Doing Theology – February 2018 “Tabletalk”

TT-Feb-2018The February 2018 Tabletalk is out, with this month’s issue being devoted to a favorite subject of its founder, Dr. R. C. Sproul. That subject is “Doing Theology,” and Sproul is referenced often in this issue, in particular, his book Everyone’s a Theologian.

Editor Burk Parsons introduces the issue  and its theme with his article “Doers, Not Hearers Only.” This is part of that introduction:

Doing theology means studying Scripture and studying the words of our faithful forefathers who faithfully studied Scripture. It means studying the historic creeds and confessions of the church, which serve as helpful summaries and explanations of what Scripture teaches. It means studying not only books on systematic theology but also biblical commentaries, as well as books on hermeneutics (the method of interpreting Scripture), church history, historical theology, and even Christian living (how to apply theology in all of life), for theology rightly understood is theology rightly applied in life. It also means studying theology as we sit under the ministry of the Word in our local churches, week in and week out, through worship, song, and the sacraments. For when we study theology, we are studying God, that we might rightly know, love, worship, and proclaim the triune God of Scripture, not the god of our own making.

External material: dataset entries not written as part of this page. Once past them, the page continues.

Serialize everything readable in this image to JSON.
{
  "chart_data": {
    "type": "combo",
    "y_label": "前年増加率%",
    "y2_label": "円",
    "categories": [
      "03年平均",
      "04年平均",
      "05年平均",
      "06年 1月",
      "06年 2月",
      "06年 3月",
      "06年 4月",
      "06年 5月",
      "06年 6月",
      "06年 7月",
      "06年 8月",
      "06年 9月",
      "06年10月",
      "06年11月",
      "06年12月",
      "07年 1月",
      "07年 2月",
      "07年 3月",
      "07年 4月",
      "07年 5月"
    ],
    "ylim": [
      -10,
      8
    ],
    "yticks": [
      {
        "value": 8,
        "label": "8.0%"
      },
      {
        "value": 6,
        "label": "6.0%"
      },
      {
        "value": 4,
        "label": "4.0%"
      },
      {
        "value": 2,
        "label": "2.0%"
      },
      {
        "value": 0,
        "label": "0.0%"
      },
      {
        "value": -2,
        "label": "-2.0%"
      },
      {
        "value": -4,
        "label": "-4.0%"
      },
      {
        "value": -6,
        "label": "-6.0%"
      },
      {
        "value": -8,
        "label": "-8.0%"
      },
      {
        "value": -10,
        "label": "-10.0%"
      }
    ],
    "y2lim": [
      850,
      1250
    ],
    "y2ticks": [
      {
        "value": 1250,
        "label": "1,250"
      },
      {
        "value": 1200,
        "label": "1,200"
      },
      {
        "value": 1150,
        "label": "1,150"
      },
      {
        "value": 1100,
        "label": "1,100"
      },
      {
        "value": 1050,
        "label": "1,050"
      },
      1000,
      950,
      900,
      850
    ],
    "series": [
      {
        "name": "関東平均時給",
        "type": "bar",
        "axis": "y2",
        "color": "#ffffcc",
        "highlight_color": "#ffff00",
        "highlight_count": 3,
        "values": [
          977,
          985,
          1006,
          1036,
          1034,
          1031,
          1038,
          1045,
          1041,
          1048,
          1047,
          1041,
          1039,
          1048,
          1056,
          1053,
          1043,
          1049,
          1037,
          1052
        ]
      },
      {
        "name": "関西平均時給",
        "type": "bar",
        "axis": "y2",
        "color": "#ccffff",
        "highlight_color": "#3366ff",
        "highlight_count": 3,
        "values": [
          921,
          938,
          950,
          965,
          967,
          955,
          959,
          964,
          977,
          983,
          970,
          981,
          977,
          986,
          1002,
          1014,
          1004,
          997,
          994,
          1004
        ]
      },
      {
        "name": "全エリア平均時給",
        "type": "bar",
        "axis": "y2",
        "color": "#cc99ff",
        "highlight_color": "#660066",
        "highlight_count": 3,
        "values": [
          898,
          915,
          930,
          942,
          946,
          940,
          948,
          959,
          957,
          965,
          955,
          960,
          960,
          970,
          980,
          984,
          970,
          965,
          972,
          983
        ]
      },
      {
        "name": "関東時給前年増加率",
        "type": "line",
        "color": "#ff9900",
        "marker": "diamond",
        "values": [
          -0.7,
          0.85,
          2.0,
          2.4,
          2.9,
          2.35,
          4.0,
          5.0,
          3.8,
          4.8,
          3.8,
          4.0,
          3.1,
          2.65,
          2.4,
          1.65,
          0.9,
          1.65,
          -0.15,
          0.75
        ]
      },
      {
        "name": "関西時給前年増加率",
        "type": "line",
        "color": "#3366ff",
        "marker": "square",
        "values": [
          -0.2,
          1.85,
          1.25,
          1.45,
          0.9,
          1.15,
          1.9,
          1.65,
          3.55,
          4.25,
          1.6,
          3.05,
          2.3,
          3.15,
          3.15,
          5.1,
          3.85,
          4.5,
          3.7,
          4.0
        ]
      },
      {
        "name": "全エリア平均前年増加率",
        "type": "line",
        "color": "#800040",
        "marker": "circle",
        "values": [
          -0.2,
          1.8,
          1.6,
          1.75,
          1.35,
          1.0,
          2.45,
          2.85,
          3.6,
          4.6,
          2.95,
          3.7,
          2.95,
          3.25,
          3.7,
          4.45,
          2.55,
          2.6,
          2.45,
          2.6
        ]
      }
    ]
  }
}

The first featured article on the theme of the issue is “How Not to Do Theology” by associate editor Robert Rothwell. In the course of his article he distinguishes between solo Scriptura and sola Scriptura (notice the single vowel difference in the two solas):

To fail to recognize that we are actually doing theology all the time and especially when reading the Bible is one aspect of what it means to practice solo Scriptura. In essence, we may define solo Scriptura as the belief that we do not need the assistance of the church, the creeds, and teachers throughout history in order to rightly understand the Bible. The practitioner of solo Scriptura thinks that he is not bringing any preconceived notions to his study of the Bible. He believes that simply studying the Word of God on his own is sufficient to guide him into all truth.

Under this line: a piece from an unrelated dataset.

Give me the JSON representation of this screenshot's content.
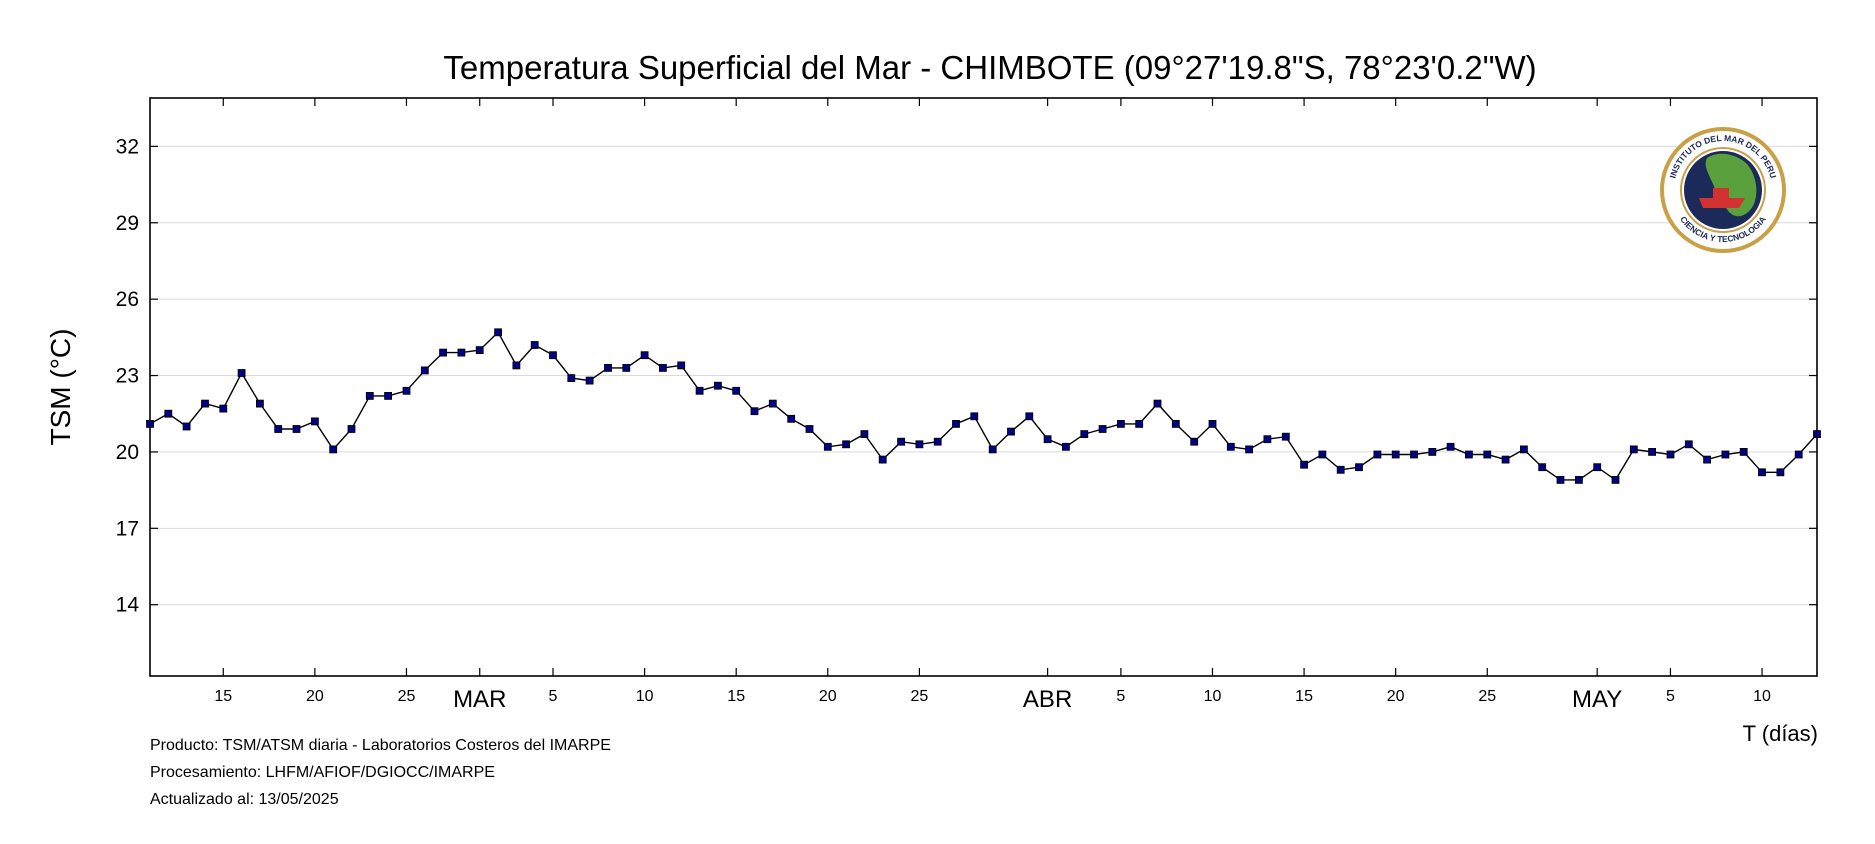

Sola Scriptura, on the other hand, says that while the Bible is the only infallible authority for the church, believers actually need the help of subordinate, fallible authorities to understand divine revelation rightly. Creeds, theologians from the present and past, and one’s local church all provide useful guidance in understanding the Word of God. They provide a way for us to measure the accuracy of our private interpretations of Scripture. Christ has promised to be with His church and to guide His corporate people in the understanding of His truth (Matt. 28:20; Eph. 4:11–13). Among other things, that means that He does not speak in a code that only a few can understand, and He does not grant insight to us as individuals that He fails to give to other people. If we think we have discovered something new in Scripture, it is probably not true, and it is probably not a new error either.

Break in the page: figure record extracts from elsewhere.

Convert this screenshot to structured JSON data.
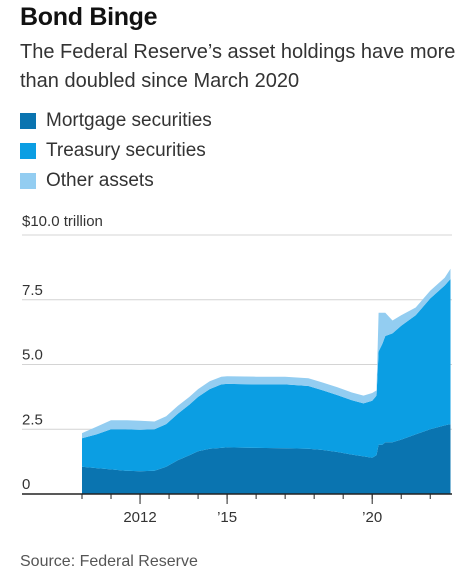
{
  "title": "Bond Binge",
  "subtitle": "The Federal Reserve’s asset holdings have more than doubled since March 2020",
  "source": "Source: Federal Reserve",
  "colors": {
    "mortgage": "#0a74b0",
    "treasury": "#0b9ee3",
    "other": "#93cdf1",
    "axis": "#222222",
    "grid": "#d4d4d4"
  },
  "chart_data": {
    "type": "area",
    "stacked": true,
    "legend": [
      "Mortgage securities",
      "Treasury securities",
      "Other assets"
    ],
    "legend_placement": "top-left",
    "y_unit_label": "$10.0 trillion",
    "y_ticks": [
      "0",
      "2.5",
      "5.0",
      "7.5"
    ],
    "x_ticks": [
      {
        "label": "2012",
        "x": 2012
      },
      {
        "label": "’15",
        "x": 2015
      },
      {
        "label": "’20",
        "x": 2020
      }
    ],
    "ylim": [
      0,
      10
    ],
    "xlim": [
      2010.0,
      2022.75
    ],
    "grid": "horizontal",
    "x": [
      2010.0,
      2010.5,
      2011.0,
      2011.5,
      2012.0,
      2012.5,
      2012.9,
      2013.3,
      2013.7,
      2014.0,
      2014.4,
      2014.8,
      2015.0,
      2016.0,
      2017.0,
      2017.8,
      2018.3,
      2018.8,
      2019.3,
      2019.7,
      2020.0,
      2020.15,
      2020.22,
      2020.35,
      2020.45,
      2020.7,
      2021.0,
      2021.5,
      2022.0,
      2022.5,
      2022.7
    ],
    "series": [
      {
        "name": "Mortgage securities",
        "values": [
          1.05,
          1.0,
          0.95,
          0.9,
          0.88,
          0.9,
          1.05,
          1.3,
          1.5,
          1.65,
          1.75,
          1.78,
          1.8,
          1.78,
          1.77,
          1.75,
          1.7,
          1.62,
          1.52,
          1.45,
          1.4,
          1.5,
          1.9,
          1.9,
          2.0,
          2.0,
          2.1,
          2.3,
          2.5,
          2.65,
          2.7
        ]
      },
      {
        "name": "Treasury securities",
        "values": [
          1.1,
          1.3,
          1.55,
          1.6,
          1.6,
          1.6,
          1.65,
          1.8,
          1.95,
          2.1,
          2.3,
          2.45,
          2.45,
          2.45,
          2.46,
          2.42,
          2.3,
          2.2,
          2.1,
          2.05,
          2.2,
          2.3,
          3.6,
          3.9,
          4.1,
          4.2,
          4.4,
          4.6,
          5.05,
          5.4,
          5.6
        ]
      },
      {
        "name": "Other assets",
        "values": [
          0.2,
          0.3,
          0.35,
          0.35,
          0.35,
          0.3,
          0.3,
          0.3,
          0.3,
          0.3,
          0.3,
          0.3,
          0.3,
          0.3,
          0.3,
          0.3,
          0.3,
          0.3,
          0.3,
          0.3,
          0.3,
          0.2,
          1.5,
          1.2,
          0.9,
          0.5,
          0.4,
          0.3,
          0.3,
          0.3,
          0.4
        ]
      }
    ]
  }
}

As Protestants, we have to think carefully about the right of private interpretation and how we as individuals relate to the wisdom of the church. The story of the Reformation is sometimes told as a story of rugged individualism, of individuals who came to independent conclusions and who resisted error because they had the courage to stand for the truth when no one else would. Certainly, many of the Reformers reached points at which they felt as if no one was standing with them, but they also recognized that they were, in fact, not really teaching anything new. Martin Luther advocated for justification by faith alone and for Scripture as our only infallible authority, but others came to the same conclusions as he did independent of his work even though Luther’s personality shaped the Reformation decisively. And Luther and others came to these conclusions by recognizing that the final authority of Scripture does not mean other subordinate authorities have nothing to teach us. In fact, one of their criticisms of the Roman Catholic Church was that it is not catholic—universal—or ancient enough. The Reformers appealed to the church fathers, medieval theologians, and earlier creeds to show that it was the papacy that had struck out on its own, not the Reformers.

So are you a theologian? Indeed you (we) are! The question is, What kind of theologian are you and am I? Are we theologians whose foundation is the holy Scriptures, God’s only source of authoritative and infallible teaching? And are we theologians in the context of a church that holds to this inspired and infallible authority?

Of course, we also “do theology” in accordance with the historic creeds of Christ’s church. There’s an article on that too in this issue! So, we will also consider that aspect of our theology later this month.

For now, let’s get busy with our theology by reading and studying God’s holy Word!